The big news today is that Wiley is suing 27 unnamed Bit Torrent users for seeding copies of For Dummies books. According to the Wiley spokesperson quoted in the PW article, “Our objective is to approach them and to settle if they will agree to stop the infringement, sign a release to that effect, and agree to pay modest compensation… Our goal is to educate and settle.” I think this is an interesting approach and certainly preferable to the Metallica approach of picking one person to make a very expensive example of, though I do wonder how much “education” the defendants want or need.
Coincidentally, longtime Genreville reader Celine Kiernan just sent me the link to an essay by Susan Connolly discussing the ethics of book piracy, as well as the full text of the interview Connolly conducted with Kiernan on the topic. With regard to educating pirates, Connolly writes:
The arguments around ownership and rights to work are well established…. However, I think that rather than simply bang a drum about the inherent validity of intellectual property rights, we must seek to understand why it is that certain individuals find these arguments to be unpersuasive, or outweighed by other moral and practical considerations.
Without this understanding, I do not feel that we can come to accurate conclusions about the ethical status of book piracy and any policy considerations that result from this status.
And Kiernan, like many others before her, notes that piracy is inextricably linked to how easy it is for a reader to legitimately obtain a book. (This tweet about “Piracy is demand not met by the publishers” was among the most retweeted comments from the Books in Browsers conference last week; at a glance, I didn’t see anyone arguing with it.) “I can only bring this western European perspective to the subject, but I am aware that piracy has different resonances in different parts of the world,” she says. “There are many other portions of the world who do not have access to well distributed fairly priced books nor a working library system.” And she adds:
In so far as I feel in any way qualified to comment on this problem of global distribution (again, I would much prefer to hear from those who are directly affected by it please – can we get those voices included in this conversation?) it seems to me that the longer piracy is used as a Band-Aid for distribution/pricing problems, the longer it will remain the only available solution.
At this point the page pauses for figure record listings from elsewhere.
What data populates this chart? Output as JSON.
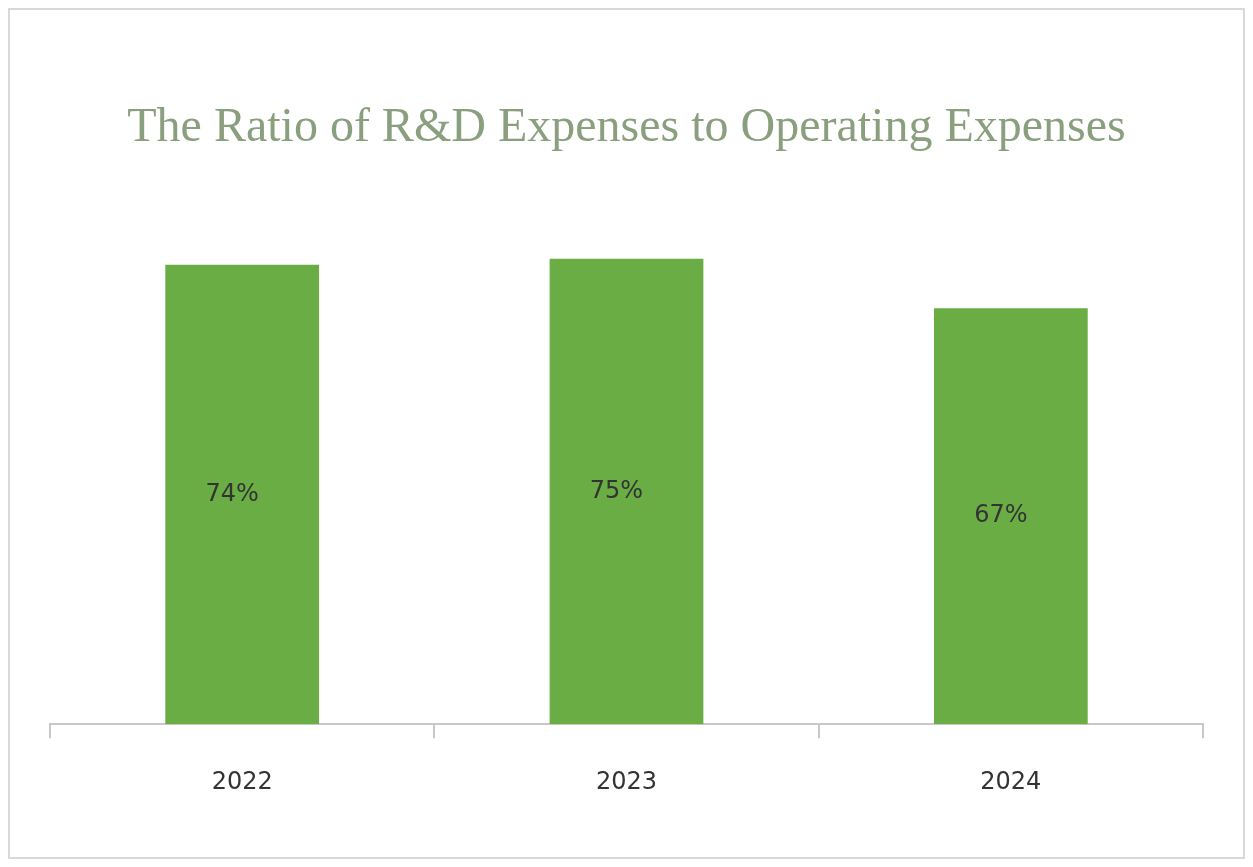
{
  "chart_data": {
    "type": "bar",
    "title": "The Ratio of R&D Expenses to Operating Expenses",
    "categories": [
      "2022",
      "2023",
      "2024"
    ],
    "values": [
      74,
      75,
      67
    ],
    "color": "#6aad45",
    "value_labels": [
      "74%",
      "75%",
      "67%"
    ],
    "legend": false,
    "grid": false,
    "tick_labels": "x"
  }
}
Radical change is needed and that can only come about with a large vocal public objection to the problem and then a concerted effort by political and business interests to change the current situation. If the ‘solution’ continues to be the use of pirate copies coupled with business/political apathy then nothing will ever change.
I highly recommend reading both Connolly’s essay and her interview with Kiernan for an idea of where the “education” of book pirates–and of publishers–might begin.